Boothill doesn’t play when his significant other is not doing very well. He’s immediately at your side, stroking your hair and trying to do or say anything he can to make you feel better.
But in this instance, it didn’t really work. He realized after a few moments that he just had to be patient, and wait for you to come to him,
“You’re going to be so mad at me if I told you,” you hiccuped, before continuing to talk. “Please don’t yell at me.”
“Why would I ever yell at ya’?” He said, his voice uncharacteristically quiet. “Whatever's got your pretty face all stained with tears can’t be that bad. I hate gettin’ mad at ya’, and ya’ know that.”
You nodded, but dug your face deeper into the pillows. Boothill simply put his metal hand on your back, and rubbed up and down. While the sensation felt cold, it seemed to work to help calm you down because you felt more at ease, and he could tell that too.

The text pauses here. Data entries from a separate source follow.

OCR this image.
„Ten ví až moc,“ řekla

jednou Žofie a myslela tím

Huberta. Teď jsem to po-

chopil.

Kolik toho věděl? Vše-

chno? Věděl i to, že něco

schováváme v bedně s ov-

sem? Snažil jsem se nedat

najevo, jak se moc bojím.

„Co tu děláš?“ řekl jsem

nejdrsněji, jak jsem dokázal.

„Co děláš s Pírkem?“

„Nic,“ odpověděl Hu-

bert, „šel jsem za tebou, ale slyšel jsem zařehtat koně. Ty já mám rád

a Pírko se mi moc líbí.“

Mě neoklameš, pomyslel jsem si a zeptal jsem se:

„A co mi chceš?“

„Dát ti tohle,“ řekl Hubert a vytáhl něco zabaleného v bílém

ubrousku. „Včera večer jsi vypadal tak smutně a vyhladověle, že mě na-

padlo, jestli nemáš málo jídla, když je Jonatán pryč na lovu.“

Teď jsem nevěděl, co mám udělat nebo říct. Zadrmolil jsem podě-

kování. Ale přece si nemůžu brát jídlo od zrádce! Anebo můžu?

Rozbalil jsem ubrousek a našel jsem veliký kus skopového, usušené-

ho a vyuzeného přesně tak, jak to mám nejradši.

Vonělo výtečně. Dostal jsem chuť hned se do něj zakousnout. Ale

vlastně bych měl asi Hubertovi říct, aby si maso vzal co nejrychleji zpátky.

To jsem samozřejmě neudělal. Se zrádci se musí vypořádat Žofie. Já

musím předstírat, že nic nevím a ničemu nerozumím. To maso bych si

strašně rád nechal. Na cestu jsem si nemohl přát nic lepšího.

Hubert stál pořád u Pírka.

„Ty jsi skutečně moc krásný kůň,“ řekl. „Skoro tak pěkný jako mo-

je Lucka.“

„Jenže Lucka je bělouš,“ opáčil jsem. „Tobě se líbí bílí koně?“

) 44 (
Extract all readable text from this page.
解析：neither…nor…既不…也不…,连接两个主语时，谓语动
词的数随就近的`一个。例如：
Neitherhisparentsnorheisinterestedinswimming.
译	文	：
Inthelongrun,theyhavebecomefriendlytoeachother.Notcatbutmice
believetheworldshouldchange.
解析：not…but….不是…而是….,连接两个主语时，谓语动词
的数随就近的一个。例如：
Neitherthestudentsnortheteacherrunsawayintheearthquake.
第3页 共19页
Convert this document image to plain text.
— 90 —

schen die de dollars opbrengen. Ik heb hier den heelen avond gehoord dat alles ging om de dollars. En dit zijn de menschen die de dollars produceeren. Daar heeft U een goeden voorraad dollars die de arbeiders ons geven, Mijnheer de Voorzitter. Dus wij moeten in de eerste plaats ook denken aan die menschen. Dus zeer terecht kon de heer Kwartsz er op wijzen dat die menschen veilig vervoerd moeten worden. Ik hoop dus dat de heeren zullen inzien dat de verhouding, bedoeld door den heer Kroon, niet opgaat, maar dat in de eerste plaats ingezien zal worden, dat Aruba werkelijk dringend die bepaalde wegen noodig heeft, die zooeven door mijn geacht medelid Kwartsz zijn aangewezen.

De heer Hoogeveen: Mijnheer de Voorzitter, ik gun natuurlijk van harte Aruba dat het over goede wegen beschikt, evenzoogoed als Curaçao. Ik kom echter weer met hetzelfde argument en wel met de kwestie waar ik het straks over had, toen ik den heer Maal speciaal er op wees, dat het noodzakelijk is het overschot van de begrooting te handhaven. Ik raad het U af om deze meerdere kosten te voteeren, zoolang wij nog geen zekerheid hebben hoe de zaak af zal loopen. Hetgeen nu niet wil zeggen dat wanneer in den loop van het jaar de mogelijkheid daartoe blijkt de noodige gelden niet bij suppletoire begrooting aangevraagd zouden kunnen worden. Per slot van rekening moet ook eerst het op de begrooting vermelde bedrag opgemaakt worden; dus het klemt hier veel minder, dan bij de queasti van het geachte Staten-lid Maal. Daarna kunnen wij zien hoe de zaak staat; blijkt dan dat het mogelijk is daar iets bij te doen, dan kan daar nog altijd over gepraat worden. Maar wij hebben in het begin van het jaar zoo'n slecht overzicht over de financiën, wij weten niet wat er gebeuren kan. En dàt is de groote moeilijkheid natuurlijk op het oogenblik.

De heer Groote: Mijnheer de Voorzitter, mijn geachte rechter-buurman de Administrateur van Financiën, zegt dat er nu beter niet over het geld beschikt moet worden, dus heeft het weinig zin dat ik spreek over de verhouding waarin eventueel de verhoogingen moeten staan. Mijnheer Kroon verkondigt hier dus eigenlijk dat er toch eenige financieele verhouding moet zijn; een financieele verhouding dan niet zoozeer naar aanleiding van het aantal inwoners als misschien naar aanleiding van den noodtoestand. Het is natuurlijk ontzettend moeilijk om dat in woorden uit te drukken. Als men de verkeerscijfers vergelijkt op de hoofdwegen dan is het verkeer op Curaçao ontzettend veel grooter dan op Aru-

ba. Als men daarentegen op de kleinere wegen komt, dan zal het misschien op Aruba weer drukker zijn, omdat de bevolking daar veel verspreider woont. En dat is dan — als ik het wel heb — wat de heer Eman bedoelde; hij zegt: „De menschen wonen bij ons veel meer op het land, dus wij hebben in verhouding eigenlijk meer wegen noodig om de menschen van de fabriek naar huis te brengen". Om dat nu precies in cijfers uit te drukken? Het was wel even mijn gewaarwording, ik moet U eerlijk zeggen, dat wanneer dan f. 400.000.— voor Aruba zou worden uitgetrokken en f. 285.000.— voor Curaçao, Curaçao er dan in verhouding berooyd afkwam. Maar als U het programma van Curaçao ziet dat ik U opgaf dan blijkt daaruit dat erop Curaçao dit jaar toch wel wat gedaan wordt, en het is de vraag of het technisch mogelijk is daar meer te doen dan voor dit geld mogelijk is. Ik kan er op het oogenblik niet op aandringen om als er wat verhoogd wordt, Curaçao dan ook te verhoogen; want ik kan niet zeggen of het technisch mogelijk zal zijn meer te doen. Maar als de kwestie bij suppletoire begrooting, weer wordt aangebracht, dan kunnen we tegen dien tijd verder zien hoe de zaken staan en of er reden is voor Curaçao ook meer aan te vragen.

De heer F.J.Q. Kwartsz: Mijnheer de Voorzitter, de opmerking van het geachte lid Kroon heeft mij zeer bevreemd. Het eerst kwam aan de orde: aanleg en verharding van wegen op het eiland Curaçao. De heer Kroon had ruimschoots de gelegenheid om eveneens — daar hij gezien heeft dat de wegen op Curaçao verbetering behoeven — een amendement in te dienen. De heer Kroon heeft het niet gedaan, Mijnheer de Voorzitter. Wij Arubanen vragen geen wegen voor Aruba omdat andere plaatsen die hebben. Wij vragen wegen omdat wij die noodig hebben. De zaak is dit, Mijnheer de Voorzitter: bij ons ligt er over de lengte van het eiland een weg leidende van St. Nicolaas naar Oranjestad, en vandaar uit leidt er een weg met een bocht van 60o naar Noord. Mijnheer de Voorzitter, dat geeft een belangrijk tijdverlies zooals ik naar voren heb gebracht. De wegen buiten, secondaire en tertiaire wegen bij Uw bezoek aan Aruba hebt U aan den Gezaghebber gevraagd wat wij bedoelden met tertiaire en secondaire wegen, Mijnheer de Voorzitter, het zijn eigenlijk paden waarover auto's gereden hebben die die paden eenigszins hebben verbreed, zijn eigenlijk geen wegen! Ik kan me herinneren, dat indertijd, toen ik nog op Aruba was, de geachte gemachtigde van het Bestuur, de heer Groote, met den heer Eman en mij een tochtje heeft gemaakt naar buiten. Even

“I lost my wedding ring. I don’t know where it went, but one moment it was there and then the next it wasn’t on my hand anymore,” you cut out, trying to hold back more tears. You could see his face change from scared to relaxed.
“Hey, don’t stress it. That’s just a lil’ setback, nothin’ to worry about. We’ll either find it or I’ll buy ya’ a new one,” he says as he picks up your now bare hand, a flash of sadness showing through his eyes. “What’ll make ya’ feel better? Cuddles? If we went out to try n’ find it?”
You shrugged, and he nodded. You buried yourself even deeper into the blankets, giving him the hint that you just wanted to stay inside for now. You felt too bad and your face was rose red from crying, your eyes puffy and your voice raspy. He climbed into the bed with you, wrapping his strong, metallic arm around your covered torso.
“I’ll do a thorough investigation tomorrow. People don’t usually lie to Galaxy Rangers, but I doubt those adorable cutie pies would know somethin’ like that,” he immediately cringed, realizing how the sentence came out. His stupid synesthesia beacon.
But he heard you laugh, and the cringe feeling dissipated into a warmth in his metal chest. His whole goal is to keep you happy, healthy, and safe. If he were to fail at one of those things, he’d fail at his own purpose. For now, his only thing is to cheer you up, and make sure you know that he would never be mad at you for a mistake that's not even your fault.